川幅25メートルのガール川(ガルドン川)に架けられた水道橋で、ローマ時代の水道橋で現存する最大にして最古のものです。

フランス・ガールのポン・デュ・ガール

ポン・デュ・ガール

大きめのアーチの上に小さめのアーチがある三層構造で、1キロあたり25センチの傾斜を利用して水を引いていました。

度重なる侵略による荒廃

395年にローマ帝国が分裂するとガール県は西ローマ帝国に含まれます。4世紀末から大規模な移動を開始したゲルマン人は西ローマ帝国の支配を滅亡に追い込み、ガール県のあたりは473年には西ゴート族に占領され、710年にスペインのムーア人による襲撃を受けニームの町は破壊されました。

アルビジョワ十字軍

フランク王国カロリング朝を開いたピピン3世が統治して比較的平和な時代が訪れます。1185年にはトゥールーズ伯領となりますが、南フランスで異端視されていたアルビジョワ派(カタリ派)が広まると、1209年に教皇インノケンティウス3世の要請によりアルビジョワ十字軍を結成して南フランスで戦闘が繰り広げられました。1229年にトゥールーズ伯レーモン7世は降伏してパリの和約が締結されました。

フランス・ガールのニーム市街

ニーム市街

1229年にトゥールーズ伯レーモン7世が降伏してアルビジョワ十字軍は終結し、ガール県はフランス王領となりました。

フランス・ガールのプラディエの噴水

プラディエの噴水

19世紀に彫刻家のジェイムス・プラディエにより制作されたニームで重要な噴水の一つで、シャルル・ド・ゴール広場にあります。

フランス王国から現在

ガール県ニームはプロテスタントのカルヴァン派の信者が多く住んでいました。プロテスタントは努力して財を成すことを肯定していたため、ニームはビロードや絹織物の産地として栄えました。17世紀には安価で丈夫なデニム生地がニームで誕生しています。1685年にルイ14世がナントの勅令を廃止したためプロテスタント信者の多くが亡命しました。

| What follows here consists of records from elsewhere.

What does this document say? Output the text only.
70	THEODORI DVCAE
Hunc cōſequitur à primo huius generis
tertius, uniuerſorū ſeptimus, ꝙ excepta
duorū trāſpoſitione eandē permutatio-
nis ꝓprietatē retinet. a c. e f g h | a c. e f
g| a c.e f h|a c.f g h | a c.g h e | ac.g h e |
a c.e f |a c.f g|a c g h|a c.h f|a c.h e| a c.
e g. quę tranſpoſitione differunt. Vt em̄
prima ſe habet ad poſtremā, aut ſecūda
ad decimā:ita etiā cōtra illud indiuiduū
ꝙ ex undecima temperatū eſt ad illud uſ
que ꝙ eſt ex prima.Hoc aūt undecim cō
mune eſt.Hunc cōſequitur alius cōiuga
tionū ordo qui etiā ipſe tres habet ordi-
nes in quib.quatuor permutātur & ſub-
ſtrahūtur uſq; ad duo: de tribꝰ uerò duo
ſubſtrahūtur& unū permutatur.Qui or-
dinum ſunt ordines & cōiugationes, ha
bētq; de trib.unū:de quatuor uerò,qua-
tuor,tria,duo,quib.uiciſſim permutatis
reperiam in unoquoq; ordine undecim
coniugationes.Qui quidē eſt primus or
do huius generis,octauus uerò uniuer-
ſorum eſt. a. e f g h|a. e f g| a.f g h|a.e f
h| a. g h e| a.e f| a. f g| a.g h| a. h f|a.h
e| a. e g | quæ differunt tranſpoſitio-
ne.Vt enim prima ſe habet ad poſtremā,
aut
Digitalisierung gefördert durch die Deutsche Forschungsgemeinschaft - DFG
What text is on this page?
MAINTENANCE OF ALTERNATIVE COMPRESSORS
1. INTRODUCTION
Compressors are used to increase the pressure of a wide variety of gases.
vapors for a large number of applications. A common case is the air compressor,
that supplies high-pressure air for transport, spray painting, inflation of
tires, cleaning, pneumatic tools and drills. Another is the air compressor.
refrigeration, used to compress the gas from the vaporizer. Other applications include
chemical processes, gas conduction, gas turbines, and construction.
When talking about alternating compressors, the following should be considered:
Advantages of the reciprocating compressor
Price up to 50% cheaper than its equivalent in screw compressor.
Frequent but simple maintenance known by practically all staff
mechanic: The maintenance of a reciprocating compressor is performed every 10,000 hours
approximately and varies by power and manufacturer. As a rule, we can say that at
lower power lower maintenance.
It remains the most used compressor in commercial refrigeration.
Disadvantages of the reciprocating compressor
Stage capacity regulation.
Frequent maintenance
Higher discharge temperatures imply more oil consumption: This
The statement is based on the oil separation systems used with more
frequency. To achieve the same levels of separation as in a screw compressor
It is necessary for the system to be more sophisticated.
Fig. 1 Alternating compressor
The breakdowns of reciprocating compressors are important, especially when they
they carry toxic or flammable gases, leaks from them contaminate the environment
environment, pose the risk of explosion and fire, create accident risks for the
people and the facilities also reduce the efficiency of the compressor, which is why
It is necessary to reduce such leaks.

これによりガール県の産業は衰退して大きな打撃を受けました。

フランス・ガールのフォンテーヌ公園

フォンテーヌ公園

1745年にルイ15世の命によりフォンテーヌ公園は建設が始まりました。

フランス・ガールのニーム市街

ニーム市街

第二次世界大戦では1942年からドイツ軍に占領されて、1944年にアメリカ軍の空爆で被害を受けました。